BUG: MatchRegex() "\b" doesn't work

In a Formula field, a regex with \b never matches anything.

The above Formula should match these entities, but doesn’t match any:

image

It seems you’re right, but I don’t know why :confused:
In the meantime, for your specific case, could you just use
[\W^]PM[\W$]
instead?

1 Like

Maybe a Unicode-related bug somewhere? Or escaping/quoting? SQL?

I think it would need to be something more like
(^|\W)PM($|^W)
because you can’t put ^ $ in a character class - it’s just a literal there.

You’re probably right - regex is not my strong point to be honest!

Hi! I just came across this issue, and it still does not work i.e. word boundaries in Fibery Regex formula functions somehow do not get passed correctly to the Regex engine.

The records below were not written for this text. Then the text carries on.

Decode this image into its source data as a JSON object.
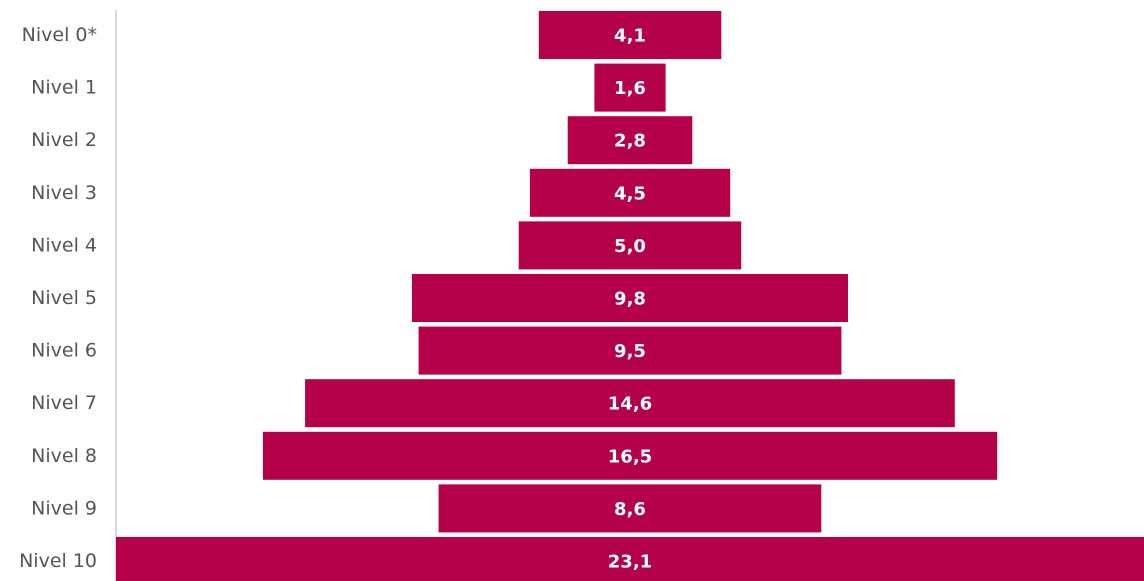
{
  "colors": {
    "bar": "#b5004a",
    "axis": "#d9d9d9",
    "label": "#555555",
    "value_label": "#ffffff"
  },
  "chart_data": {
    "type": "bar",
    "orientation": "horizontal-centered",
    "title": "",
    "xlabel": "",
    "ylabel": "",
    "grid": false,
    "legend": "none",
    "categories": [
      "Nivel 0*",
      "Nivel 1",
      "Nivel 2",
      "Nivel 3",
      "Nivel 4",
      "Nivel 5",
      "Nivel 6",
      "Nivel 7",
      "Nivel 8",
      "Nivel 9",
      "Nivel 10"
    ],
    "values": [
      4.1,
      1.6,
      2.8,
      4.5,
      5.0,
      9.8,
      9.5,
      14.6,
      16.5,
      8.6,
      23.1
    ],
    "value_labels": [
      "4,1",
      "1,6",
      "2,8",
      "4,5",
      "5,0",
      "9,8",
      "9,5",
      "14,6",
      "16,5",
      "8,6",
      "23,1"
    ],
    "xlim": [
      0,
      23.1
    ]
  }
}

Since this issue still persists, I figured I would share the other workaround using negative lookbehind & lookahead assertions to replace the \b functionality:

Example: ReplaceRegex(Text, "(?<!\w)YOUR_WORD_REGEX(?!\w)", "YOUR_REPLACEMENT")

How it works:

  • (?<!X): this ensures the the match (i.e. YOUR_WORD_REGEX) is not preceded by X. In our example above the X is \w, which means letters, numbers and _ in ASCII*.
  • (?!X): this ensures the the match is not followed by X.

* Unicode versus ASCII
I have tested this with Unicode characters, and the \w matches exactly as expected. For example ReplaceRegex("and😀 and €and 𝐀and andé", "(?<!\w)and(?!\w)", "#") results in #😀 # €# 𝐀and andé as expected.

If you somehow still want to expand the definition of your word boundaries, you can convert the \w into a character class and add to it. For example (?<![\w-·]) would stop considering the dash and middle-dot boundaries, too.

1 Like